After reading Jeffrey Brandt’s comments in the PinHawk LTD newsletter last week regarding the shortfalls of SharePoint’s document management capabilities emphasized in Law Technology News, I wanted to offer another perspective. Not because his comments were inaccurate, but because they were incomplete. It is true that using SharePoint’s out-of-the-box document management features will not meet the needs of all but the smallest of law firms.
SharePoint’s primary role is a content management and collaboration platform and was not designed to accommodate the volume of documents with which law firms typically contend. It was never engineered to be an enterprise Document Management System (DMS).
With that said, there are third party products like MacroView DMF that have been used successfully within respectable sized law firms to make document management work with SharePoint. A more common approach, however, is to use an industrial strength DMS (e.g. NetDocuments, OpenText, etc) and integrate within SharePoint. This provides the scalability of a dedicated DMS and the ability to create client/matter specific views into time and billing, case management data and relevant documents/emails in one portal.
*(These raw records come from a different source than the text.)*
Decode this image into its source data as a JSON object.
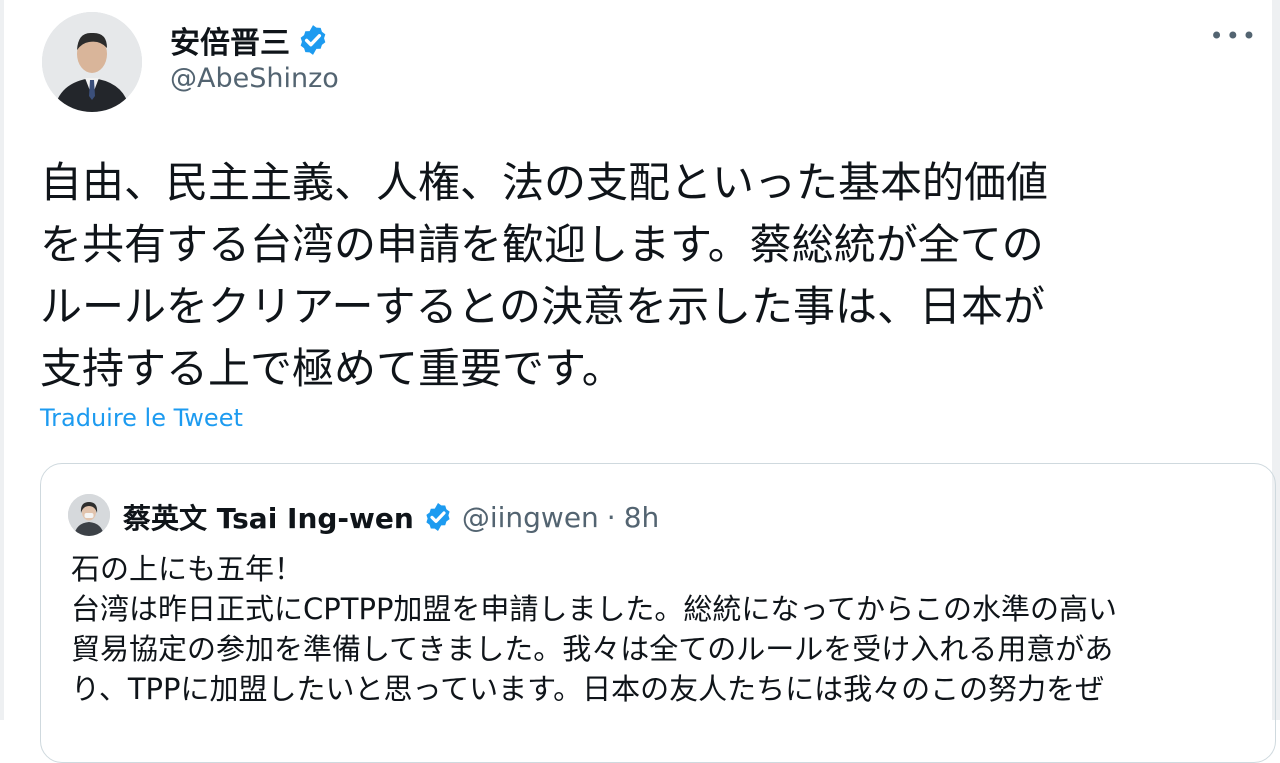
{
  "tweet": {
    "author": {
      "display_name": "安倍晋三",
      "handle": "@AbeShinzo",
      "verified_icon": "verified-badge-icon",
      "avatar_icon": "profile-photo"
    },
    "more_icon": "ellipsis-icon",
    "more_label": "•••",
    "text": "自由、民主主義、人権、法の支配といった基本的価値\nを共有する台湾の申請を歓迎します。蔡総統が全ての\nルールをクリアーするとの決意を示した事は、日本が\n支持する上で極めて重要です。",
    "translate_label": "Traduire le Tweet"
  },
  "quoted": {
    "display_name": "蔡英文 Tsai Ing-wen",
    "handle": "@iingwen",
    "separator": "·",
    "time": "8h",
    "text": "石の上にも五年！\n台湾は昨日正式にCPTPP加盟を申請しました。総統になってからこの水準の高い\n貿易協定の参加を準備してきました。我々は全てのルールを受け入れる用意があ\nり、TPPに加盟したいと思っています。日本の友人たちには我々のこの努力をぜ"
  },
  "colors": {
    "accent": "#1d9bf0",
    "text_primary": "#0f1419",
    "text_secondary": "#536471",
    "border": "#cfd9de"
  }
}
(I’ll be at the SharePoint Symposium June 10-11 and can provide a demo of what an integration looks like between SharePoint and NetDocs. Stop by our table if you’re interested.)
According to ILTA’s 2013 Technology Survey, less than 1% of firms surveyed use SharePoint natively as a DMS. Much more common use cases include: leveraging the platform for collaboration, custom applications, project management, custom workflows and intranet usage; the fact is that SharePoint supports these functions really well. Focusing on SharePoint’s native DM capabilities isn’t all that useful considering that is not how firms generally use the platform as seen from the graphic below.
So while it’s fine to point out SharePoint’s shortcomings as an enterprise DMS, I think it also needs to be pointed that it was never engineered to bridge that gap.
What was your perception? Does this surprise you? How does your law firm use SharePoint?